At first reading it seems fairly innocuous. In fact, the two words "in line" between " increase" and "with" are missing. Dearing is not saying that higher education should maintain its proportion of gross domestic product, merely that it should increase as GDP increases, which is pretty meaningless. So it is quite possible to implement Dearing and see higher education's relative position fall.
Even if Dearing's short-term needs are added to its long-term needs, the average annual increase required over 20 years is less than the 2.5 per cent committed for public expenditure as a whole by the chancellor. The short-term bill means that this annual average figure is front-loaded but do not forget the receipts from the student contribution to fee income. The short-term bill is also affordable within the chancellor's framework even if the other sectors of education are given proportionately more funds.

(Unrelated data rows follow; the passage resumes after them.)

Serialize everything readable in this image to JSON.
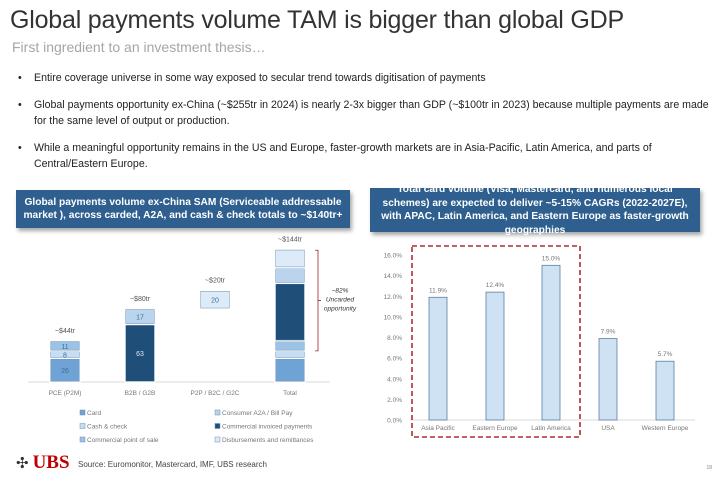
{
  "title": "Global payments volume TAM is bigger than global GDP",
  "subtitle": "First ingredient to an investment thesis…",
  "bullets": [
    "Entire coverage universe in some way exposed to secular trend towards digitisation of payments",
    "Global payments opportunity ex-China (~$255tr in 2024) is nearly 2-3x bigger than GDP (~$100tr in 2023) because multiple payments are made for the same level of output or production.",
    "While a meaningful opportunity remains in the US and Europe, faster-growth markets are in Asia-Pacific, Latin America, and parts of Central/Eastern Europe."
  ],
  "footer": {
    "logo": "UBS",
    "source": "Source: Euromonitor, Mastercard, IMF, UBS research",
    "page": "18"
  },
  "chart_data": [
    {
      "type": "bar",
      "stacked": true,
      "title": "Global payments volume ex-China SAM (Serviceable addressable market ), across carded, A2A, and cash & check totals to ~$140tr+",
      "categories": [
        "PCE (P2M)",
        "B2B / G2B",
        "P2P / B2C / G2C",
        "Total"
      ],
      "totals_labels": [
        "~$44tr",
        "~$80tr",
        "~$20tr",
        "~$144tr"
      ],
      "series": [
        {
          "name": "Card",
          "color": "#6fa3d6",
          "values": [
            26,
            0,
            0,
            26
          ]
        },
        {
          "name": "Cash & check",
          "color": "#c7ddf1",
          "values": [
            8,
            0,
            0,
            8
          ]
        },
        {
          "name": "Commercial point of sale",
          "color": "#9cc2e6",
          "values": [
            11,
            0,
            0,
            11
          ]
        },
        {
          "name": "Commercial invoiced payments",
          "color": "#1f4e79",
          "values": [
            0,
            63,
            0,
            63
          ]
        },
        {
          "name": "Consumer A2A / Bill Pay",
          "color": "#b9d4ec",
          "values": [
            0,
            17,
            0,
            17
          ]
        },
        {
          "name": "Disbursements and remittances",
          "color": "#dcebf7",
          "values": [
            0,
            0,
            20,
            20
          ]
        }
      ],
      "data_labels_shown": {
        "PCE (P2M)": [
          26,
          8,
          11
        ],
        "B2B / G2B": [
          63,
          17
        ],
        "P2P / B2C / G2C": [
          20
        ]
      },
      "annotation": {
        "text1": "~82%",
        "text2": "Uncarded",
        "text3": "opportunity",
        "color": "#a0202a"
      },
      "legend": "bottom",
      "ylim": [
        0,
        150
      ]
    },
    {
      "type": "bar",
      "title": "Total card volume (Visa, Mastercard, and numerous local schemes) are expected to deliver ~5-15% CAGRs (2022-2027E), with APAC, Latin America, and Eastern Europe as faster-growth geographies",
      "categories": [
        "Asia Pacific",
        "Eastern Europe",
        "Latin America",
        "USA",
        "Western Europe"
      ],
      "values": [
        11.9,
        12.4,
        15.0,
        7.9,
        5.7
      ],
      "value_labels": [
        "11.9%",
        "12.4%",
        "15.0%",
        "7.9%",
        "5.7%"
      ],
      "ylim": [
        0,
        16
      ],
      "yticks": [
        "0.0%",
        "2.0%",
        "4.0%",
        "6.0%",
        "8.0%",
        "10.0%",
        "12.0%",
        "14.0%",
        "16.0%"
      ],
      "bar_color": "#cfe2f3",
      "bar_edge": "#5a7fa5",
      "highlight": {
        "categories": [
          "Asia Pacific",
          "Eastern Europe",
          "Latin America"
        ],
        "color": "#b22a35",
        "style": "dashed"
      },
      "grid": false
    }
  ]
}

With some clever footwork and professional presentation skills, the comprehensive spending review outcome can be a win/win situation for all concerned. The government can commit itself to implementing Dearing without doing damage to its clear wish to give proportionally higher increases to the other sectors of education. Indeed, I judge that if it was to commit itself to the longer-term target but sought to spread the two-year shorter-term target of Pounds 915 million over three years instead of two, its decision would still be welcomed.
Higher education would receive increases in real expenditure better than any in recent experience and the relationship with further education could become more one of partnership and collaboration rather than the increasing trend to divisiveness and competition.
Leslie Wagner is vice-chancellor of Leeds Metropolitan University.